A novel process for methanol alkylation of toluene to produce xylene

Abstract

A novel fluidized bed process for the production of xylene from toluene methylation over zeolite based catalysts was investigated. Experimental runs were carried out in a novel bench scale riser simulator at 375,400,425 and 450°C for reaction times of 3,5,7,10,13 and 15 sec. Two different catalysts based on Y and ZSM-5 zeolites were used. Over both catalysts, toluene conversion was found to increase with temperature reaching a value of 12.1%) and 16.81% at 450°C for the Y-and ZSM-5 based catalysts respectively.

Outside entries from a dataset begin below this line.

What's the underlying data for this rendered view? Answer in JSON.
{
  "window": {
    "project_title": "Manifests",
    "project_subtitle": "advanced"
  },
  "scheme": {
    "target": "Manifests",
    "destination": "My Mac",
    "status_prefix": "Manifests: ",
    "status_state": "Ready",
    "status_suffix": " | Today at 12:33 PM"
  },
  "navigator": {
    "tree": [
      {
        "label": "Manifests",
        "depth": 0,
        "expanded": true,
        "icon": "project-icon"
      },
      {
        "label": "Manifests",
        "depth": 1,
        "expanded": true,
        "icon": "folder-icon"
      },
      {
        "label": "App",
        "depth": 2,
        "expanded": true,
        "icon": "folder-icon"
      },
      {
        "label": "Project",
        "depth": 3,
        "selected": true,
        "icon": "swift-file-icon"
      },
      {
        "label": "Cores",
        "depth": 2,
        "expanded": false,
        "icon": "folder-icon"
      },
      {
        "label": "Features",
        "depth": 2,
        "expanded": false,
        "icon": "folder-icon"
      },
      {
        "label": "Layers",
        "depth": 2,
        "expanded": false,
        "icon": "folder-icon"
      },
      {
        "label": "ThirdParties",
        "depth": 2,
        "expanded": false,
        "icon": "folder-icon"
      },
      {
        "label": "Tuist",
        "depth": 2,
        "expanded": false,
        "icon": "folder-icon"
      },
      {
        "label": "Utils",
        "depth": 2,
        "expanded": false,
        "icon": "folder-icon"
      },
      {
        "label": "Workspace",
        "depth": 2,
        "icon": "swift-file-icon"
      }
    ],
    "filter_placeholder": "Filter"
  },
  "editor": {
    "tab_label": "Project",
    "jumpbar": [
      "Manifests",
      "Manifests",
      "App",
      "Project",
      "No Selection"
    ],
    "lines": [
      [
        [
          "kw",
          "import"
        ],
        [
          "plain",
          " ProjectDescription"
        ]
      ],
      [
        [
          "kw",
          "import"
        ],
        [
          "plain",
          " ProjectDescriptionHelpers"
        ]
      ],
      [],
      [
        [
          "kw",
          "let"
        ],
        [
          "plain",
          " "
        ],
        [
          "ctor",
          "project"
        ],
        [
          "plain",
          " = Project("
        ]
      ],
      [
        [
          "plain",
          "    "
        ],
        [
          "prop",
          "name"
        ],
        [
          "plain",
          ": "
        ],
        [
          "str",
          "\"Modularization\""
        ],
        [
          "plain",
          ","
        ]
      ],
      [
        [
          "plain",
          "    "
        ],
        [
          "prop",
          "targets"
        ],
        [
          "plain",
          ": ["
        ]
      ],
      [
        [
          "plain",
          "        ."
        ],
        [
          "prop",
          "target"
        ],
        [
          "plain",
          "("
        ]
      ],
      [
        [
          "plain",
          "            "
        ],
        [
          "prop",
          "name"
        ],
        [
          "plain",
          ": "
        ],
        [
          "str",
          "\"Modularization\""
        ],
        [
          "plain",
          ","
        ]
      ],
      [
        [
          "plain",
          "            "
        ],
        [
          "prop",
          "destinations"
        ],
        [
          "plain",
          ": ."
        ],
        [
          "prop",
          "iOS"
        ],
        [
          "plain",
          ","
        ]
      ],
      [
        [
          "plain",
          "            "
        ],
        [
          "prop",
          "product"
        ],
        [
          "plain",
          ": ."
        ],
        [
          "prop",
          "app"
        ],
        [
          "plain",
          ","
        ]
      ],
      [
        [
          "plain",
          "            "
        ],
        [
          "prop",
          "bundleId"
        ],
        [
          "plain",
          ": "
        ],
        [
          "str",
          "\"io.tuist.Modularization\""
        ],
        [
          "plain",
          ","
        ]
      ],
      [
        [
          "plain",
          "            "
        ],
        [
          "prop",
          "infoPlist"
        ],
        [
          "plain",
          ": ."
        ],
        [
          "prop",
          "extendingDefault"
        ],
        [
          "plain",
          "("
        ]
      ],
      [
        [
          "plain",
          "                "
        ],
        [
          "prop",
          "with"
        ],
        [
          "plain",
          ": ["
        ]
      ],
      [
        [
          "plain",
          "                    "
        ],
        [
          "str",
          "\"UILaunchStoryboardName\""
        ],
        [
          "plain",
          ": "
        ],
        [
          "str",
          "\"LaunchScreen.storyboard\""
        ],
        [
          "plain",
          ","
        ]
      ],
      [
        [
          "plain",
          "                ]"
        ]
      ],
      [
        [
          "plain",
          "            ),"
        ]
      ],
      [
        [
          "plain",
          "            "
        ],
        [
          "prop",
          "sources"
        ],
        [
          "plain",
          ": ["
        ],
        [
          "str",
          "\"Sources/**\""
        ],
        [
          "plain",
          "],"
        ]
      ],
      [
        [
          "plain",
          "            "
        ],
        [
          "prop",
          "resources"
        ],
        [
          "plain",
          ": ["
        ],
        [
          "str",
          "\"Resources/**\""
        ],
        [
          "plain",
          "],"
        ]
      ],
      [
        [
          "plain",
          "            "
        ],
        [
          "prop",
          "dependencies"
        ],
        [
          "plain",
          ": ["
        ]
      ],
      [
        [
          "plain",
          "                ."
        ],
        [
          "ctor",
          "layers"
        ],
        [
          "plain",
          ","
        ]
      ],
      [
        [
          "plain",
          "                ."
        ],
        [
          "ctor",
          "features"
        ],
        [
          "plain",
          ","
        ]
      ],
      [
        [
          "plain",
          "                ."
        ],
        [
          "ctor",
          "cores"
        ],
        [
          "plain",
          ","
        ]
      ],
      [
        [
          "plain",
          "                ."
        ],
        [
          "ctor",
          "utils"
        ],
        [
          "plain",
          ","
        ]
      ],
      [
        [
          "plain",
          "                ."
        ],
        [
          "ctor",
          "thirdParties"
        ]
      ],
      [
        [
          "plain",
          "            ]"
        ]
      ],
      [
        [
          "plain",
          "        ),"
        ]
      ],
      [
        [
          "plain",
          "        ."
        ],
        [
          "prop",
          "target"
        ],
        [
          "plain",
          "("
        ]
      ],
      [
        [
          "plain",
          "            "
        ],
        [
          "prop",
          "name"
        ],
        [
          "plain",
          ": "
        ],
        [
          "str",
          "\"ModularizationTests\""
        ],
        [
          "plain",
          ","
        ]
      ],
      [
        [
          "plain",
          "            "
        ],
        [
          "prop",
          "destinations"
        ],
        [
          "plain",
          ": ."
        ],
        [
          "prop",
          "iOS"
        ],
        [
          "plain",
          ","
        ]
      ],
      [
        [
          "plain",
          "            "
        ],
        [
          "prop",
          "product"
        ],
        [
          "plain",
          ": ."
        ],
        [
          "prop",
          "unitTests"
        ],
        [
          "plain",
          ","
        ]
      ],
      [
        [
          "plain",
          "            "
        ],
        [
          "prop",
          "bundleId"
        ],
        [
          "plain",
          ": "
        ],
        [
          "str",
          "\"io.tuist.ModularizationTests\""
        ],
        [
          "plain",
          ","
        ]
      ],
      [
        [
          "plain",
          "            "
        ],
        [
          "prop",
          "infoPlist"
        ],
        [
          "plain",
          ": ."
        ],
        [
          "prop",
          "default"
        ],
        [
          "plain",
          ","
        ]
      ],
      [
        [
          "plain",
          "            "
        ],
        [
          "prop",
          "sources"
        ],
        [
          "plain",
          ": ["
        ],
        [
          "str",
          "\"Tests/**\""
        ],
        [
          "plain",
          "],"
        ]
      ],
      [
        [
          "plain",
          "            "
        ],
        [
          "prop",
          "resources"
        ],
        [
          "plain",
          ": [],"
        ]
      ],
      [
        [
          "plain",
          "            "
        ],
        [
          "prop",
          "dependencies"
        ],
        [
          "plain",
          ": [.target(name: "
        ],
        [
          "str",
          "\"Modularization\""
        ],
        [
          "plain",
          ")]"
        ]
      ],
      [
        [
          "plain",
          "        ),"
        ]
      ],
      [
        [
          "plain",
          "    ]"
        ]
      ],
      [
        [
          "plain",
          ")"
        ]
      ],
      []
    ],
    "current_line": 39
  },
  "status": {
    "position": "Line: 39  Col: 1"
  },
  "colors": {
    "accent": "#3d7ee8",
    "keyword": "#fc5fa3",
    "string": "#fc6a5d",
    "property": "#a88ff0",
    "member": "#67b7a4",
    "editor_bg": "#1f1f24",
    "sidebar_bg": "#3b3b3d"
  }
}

Further more, the use of short contact times greatly suppressed undesirable secondary para-xylene isomerization leading to para -xytene/ortho-xylene (P/O) ratios much higher than the equilibrium value. Partial deactivation of the external acid sites of the ZSM-5 based catalyst with coke deposit from 1, 3, 5-triisopropyl benzene (TIBP) was found to have a significant positive effect on the P/O ratio in the reaction product. The experimental results were modeled based on the Time-On-Stream model and the activation energies of toluene methylation were found to be 43.18 kJ/mol and 67.79kJ/mol over the Y-and ZSM-5 based catalysts respectively.